We were told that if we had multiple individual photos of the same zebra, from the same time and place, that we could put them together on the same line and make them part of the same encounter, and therefore occurence. Similarly, we understand that, if we upload a group picture, it breaks it down into a set of encounters, and then all the encounters detected within that image will automatically be associated to the same sighting or occurrence, and will each individually be assigned all the encounter metadata from that spreadsheet line, as well. The problem, as previously stated, is that our pictures don’t fit neatly into this, and we have many instances of having multiple images, often a combination of different zebras with some repeats, taken as part of the same occurrence. They go on different lines in the spreadsheet and so when uploaded to wildbook will register as a bunch of new and separate occurrences, if any occurence fields are filled out, despite having precisely matching date, time, location and other data. Note that, as per recommendation, we have been uploading our group and individual photos in separate spreadsheets, but we have been using the same spreadsheet template. Additionally, we have decided as a general rule to only have one media asset per line so as to minimize confusion and avoid the possibility of propagating human error into the system(e.g. someone puts two pictures that they think are the same zebra in a line, but it later turns out that they are not). The logic then is that, if two shots of the same, single zebra are in the occurrence, they’ll be matched and labelled as the same individual, even if they get their own encounter pages. I don’t see any problem with this, but if you do, please point it out.
In any case, the bottom line is that, ideally, we’d like to cluster pictures from the same time and place together to (1) better represent our data in the system and (2) so that other researchers can use wildbook’s cool social analysis features.
The only way I see of doing this is by preemptively assigning the images an occurence.occurenceID or encounter.occurenceID (not sure what the difference is between those two).
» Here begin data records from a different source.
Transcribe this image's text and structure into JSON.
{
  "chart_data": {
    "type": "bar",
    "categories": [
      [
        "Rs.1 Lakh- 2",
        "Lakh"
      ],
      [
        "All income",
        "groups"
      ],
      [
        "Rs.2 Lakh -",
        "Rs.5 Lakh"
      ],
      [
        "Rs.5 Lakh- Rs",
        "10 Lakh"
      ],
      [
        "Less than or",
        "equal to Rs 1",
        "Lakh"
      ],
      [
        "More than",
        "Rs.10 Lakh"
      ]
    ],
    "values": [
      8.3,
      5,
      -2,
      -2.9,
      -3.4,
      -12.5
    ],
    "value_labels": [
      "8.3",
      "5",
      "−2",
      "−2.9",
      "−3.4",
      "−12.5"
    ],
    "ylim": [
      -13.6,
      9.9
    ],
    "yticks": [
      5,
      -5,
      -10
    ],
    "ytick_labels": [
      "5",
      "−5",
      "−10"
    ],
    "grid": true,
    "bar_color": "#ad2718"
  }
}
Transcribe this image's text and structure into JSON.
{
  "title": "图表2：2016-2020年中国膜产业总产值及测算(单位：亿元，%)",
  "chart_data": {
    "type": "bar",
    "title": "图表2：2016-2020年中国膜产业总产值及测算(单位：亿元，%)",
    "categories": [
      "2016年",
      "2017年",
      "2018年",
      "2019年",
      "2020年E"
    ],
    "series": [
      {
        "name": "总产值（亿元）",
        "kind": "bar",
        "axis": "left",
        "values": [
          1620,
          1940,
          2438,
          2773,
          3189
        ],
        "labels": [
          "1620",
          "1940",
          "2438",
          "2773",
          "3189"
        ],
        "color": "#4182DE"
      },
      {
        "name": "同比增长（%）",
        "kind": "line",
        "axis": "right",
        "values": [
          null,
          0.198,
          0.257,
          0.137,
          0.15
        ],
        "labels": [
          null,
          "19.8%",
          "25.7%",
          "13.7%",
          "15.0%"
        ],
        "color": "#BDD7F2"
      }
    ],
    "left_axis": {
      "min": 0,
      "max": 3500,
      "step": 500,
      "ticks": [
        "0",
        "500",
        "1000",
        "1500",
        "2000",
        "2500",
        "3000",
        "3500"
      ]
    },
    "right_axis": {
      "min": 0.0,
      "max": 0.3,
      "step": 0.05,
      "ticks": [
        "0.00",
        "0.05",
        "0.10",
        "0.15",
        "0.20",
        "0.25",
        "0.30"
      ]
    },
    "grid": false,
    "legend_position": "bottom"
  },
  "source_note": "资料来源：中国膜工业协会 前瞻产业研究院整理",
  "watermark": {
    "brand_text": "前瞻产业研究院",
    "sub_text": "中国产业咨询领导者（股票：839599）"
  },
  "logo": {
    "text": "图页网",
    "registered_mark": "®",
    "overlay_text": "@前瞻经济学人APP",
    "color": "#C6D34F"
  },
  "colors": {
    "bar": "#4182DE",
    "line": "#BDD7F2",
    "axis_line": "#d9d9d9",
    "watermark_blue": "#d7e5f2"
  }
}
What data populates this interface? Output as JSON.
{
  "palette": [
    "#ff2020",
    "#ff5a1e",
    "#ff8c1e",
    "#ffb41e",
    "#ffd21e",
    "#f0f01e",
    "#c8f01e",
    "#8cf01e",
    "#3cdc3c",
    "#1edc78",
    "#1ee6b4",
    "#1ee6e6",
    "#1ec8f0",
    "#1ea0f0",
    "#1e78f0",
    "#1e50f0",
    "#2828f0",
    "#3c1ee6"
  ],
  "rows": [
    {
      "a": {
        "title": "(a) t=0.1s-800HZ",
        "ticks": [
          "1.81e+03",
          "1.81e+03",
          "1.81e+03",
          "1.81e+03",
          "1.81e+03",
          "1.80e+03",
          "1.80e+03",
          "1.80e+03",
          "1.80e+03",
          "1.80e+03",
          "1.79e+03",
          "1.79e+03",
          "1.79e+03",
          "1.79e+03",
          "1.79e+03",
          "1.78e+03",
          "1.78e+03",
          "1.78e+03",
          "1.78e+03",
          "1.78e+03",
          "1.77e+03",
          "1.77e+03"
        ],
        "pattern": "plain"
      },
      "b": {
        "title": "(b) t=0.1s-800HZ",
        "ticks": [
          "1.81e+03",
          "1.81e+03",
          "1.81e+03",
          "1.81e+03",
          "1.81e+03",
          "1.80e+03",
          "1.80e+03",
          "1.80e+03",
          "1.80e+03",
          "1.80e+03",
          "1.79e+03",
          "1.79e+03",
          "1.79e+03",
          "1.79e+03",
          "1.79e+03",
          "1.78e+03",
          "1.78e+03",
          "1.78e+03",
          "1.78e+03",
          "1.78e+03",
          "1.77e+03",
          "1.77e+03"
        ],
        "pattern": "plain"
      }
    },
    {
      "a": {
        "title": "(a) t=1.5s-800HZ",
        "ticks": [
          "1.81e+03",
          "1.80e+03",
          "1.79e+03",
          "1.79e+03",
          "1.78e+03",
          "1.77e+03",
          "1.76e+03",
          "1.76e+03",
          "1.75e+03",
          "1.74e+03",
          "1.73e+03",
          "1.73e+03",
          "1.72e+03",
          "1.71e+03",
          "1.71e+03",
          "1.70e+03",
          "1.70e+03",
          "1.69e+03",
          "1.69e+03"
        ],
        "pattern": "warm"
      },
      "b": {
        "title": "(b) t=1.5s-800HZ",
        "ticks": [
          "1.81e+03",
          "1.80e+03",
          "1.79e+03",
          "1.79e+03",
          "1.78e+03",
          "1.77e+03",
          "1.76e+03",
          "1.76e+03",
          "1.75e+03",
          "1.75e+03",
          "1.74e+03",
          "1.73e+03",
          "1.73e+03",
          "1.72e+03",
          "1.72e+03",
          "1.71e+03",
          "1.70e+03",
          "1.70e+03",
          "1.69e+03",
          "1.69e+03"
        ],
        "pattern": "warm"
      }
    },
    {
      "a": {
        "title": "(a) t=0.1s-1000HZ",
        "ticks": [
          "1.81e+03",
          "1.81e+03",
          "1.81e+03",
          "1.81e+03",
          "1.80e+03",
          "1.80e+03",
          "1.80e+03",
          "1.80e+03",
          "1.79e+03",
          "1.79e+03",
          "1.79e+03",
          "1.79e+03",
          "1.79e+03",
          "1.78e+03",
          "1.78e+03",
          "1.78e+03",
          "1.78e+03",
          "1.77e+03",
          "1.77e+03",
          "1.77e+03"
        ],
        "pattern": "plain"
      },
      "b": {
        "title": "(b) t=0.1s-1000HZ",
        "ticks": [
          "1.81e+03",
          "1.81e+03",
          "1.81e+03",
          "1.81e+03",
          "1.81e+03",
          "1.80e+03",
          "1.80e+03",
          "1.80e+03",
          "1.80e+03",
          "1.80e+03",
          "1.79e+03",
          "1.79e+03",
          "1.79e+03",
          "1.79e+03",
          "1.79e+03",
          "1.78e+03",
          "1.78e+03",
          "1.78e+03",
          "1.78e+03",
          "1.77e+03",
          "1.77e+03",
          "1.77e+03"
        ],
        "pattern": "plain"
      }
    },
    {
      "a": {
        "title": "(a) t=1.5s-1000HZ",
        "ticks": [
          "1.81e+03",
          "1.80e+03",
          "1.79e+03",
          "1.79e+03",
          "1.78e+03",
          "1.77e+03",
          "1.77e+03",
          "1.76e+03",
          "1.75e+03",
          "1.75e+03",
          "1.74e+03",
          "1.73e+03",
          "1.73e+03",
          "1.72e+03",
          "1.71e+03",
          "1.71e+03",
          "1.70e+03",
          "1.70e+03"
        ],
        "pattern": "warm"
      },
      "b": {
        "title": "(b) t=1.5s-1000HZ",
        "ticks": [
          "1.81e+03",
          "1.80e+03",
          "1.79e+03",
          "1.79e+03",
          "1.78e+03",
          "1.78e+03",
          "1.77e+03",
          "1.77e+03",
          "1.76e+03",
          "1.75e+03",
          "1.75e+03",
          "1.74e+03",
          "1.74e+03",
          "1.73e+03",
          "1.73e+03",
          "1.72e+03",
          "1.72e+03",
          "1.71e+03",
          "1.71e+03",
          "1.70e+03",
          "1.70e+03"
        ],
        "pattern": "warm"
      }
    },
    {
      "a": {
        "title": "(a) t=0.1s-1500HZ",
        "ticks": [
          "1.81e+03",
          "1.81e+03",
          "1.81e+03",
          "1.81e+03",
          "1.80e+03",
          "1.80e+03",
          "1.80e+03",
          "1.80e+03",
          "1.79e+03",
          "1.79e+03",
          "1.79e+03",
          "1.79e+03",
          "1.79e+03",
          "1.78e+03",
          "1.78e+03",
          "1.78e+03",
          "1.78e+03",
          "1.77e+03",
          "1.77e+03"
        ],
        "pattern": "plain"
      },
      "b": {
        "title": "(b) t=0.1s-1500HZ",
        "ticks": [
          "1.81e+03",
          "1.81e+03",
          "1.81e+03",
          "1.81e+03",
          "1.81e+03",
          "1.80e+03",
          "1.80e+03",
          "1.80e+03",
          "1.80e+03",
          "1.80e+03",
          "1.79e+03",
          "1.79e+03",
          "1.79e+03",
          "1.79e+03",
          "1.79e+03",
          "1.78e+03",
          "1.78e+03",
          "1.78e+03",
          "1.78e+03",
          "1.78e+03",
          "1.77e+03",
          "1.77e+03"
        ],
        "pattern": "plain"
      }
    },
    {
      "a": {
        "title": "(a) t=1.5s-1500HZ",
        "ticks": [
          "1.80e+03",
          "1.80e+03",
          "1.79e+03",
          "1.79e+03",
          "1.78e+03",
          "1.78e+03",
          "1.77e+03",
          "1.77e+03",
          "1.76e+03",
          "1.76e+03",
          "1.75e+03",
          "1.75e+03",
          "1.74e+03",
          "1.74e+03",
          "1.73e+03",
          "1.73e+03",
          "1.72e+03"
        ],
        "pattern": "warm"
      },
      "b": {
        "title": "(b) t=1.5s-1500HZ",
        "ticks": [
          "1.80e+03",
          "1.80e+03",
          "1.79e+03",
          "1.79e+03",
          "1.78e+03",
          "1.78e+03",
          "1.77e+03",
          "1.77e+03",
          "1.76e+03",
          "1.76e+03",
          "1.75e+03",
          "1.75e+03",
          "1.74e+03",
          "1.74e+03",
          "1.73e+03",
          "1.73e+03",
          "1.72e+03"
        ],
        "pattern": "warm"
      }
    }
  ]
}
However, I have some reservations about it. Mainly, I don’t know how to check if occurence IDs are unique/already exist, and I am also worried that introducing and enforcing yet another naming convention with multiple people uploading pictures may prove tricky. Is there a way to group pictures together and have the occurenceID be generate automatically? Or is pre-assigning them the best and/or only way to do this? If so, how do we make sure our occurenceIDs are compatible with the system? And do they need to be totally unique, or just unique to the species?
When using occurence fields, do we need to restate all the sighting data on every line adding an encounter to that occurence (e.g. Occurence.individualCount and put 4 in each row)? Or does it work to just leave it blank, entering only the information that applies to that picture and not reentering the metadata that describes the broader group? Which is the better thing to do?
If different information is entered into the same occurence field in different rows corresponding to the same sighting, what will happen? Will one of the entries be overridden?
Are there any super important system limitations I should know about?
Lastly, is there a way to collapse multiple encounters into one sighting, or reassign an encounter to a different sighting once it is already in the system (encounters in this case would presumably either not be part of any sighting or each have their own occurenceID)?
When I upload, some of the Encounter.submitter fields aren’t going through. Not sure what is up with that, but I would like to know, of those fields, which do you think are a good idea to use and which do you think are mostly unimportant? Encounter.submitterID has been going through but we’ve had some issues with fullName/projectName/emailAddress, which I did put in, even though I think they might be a little redundant with submitter ID.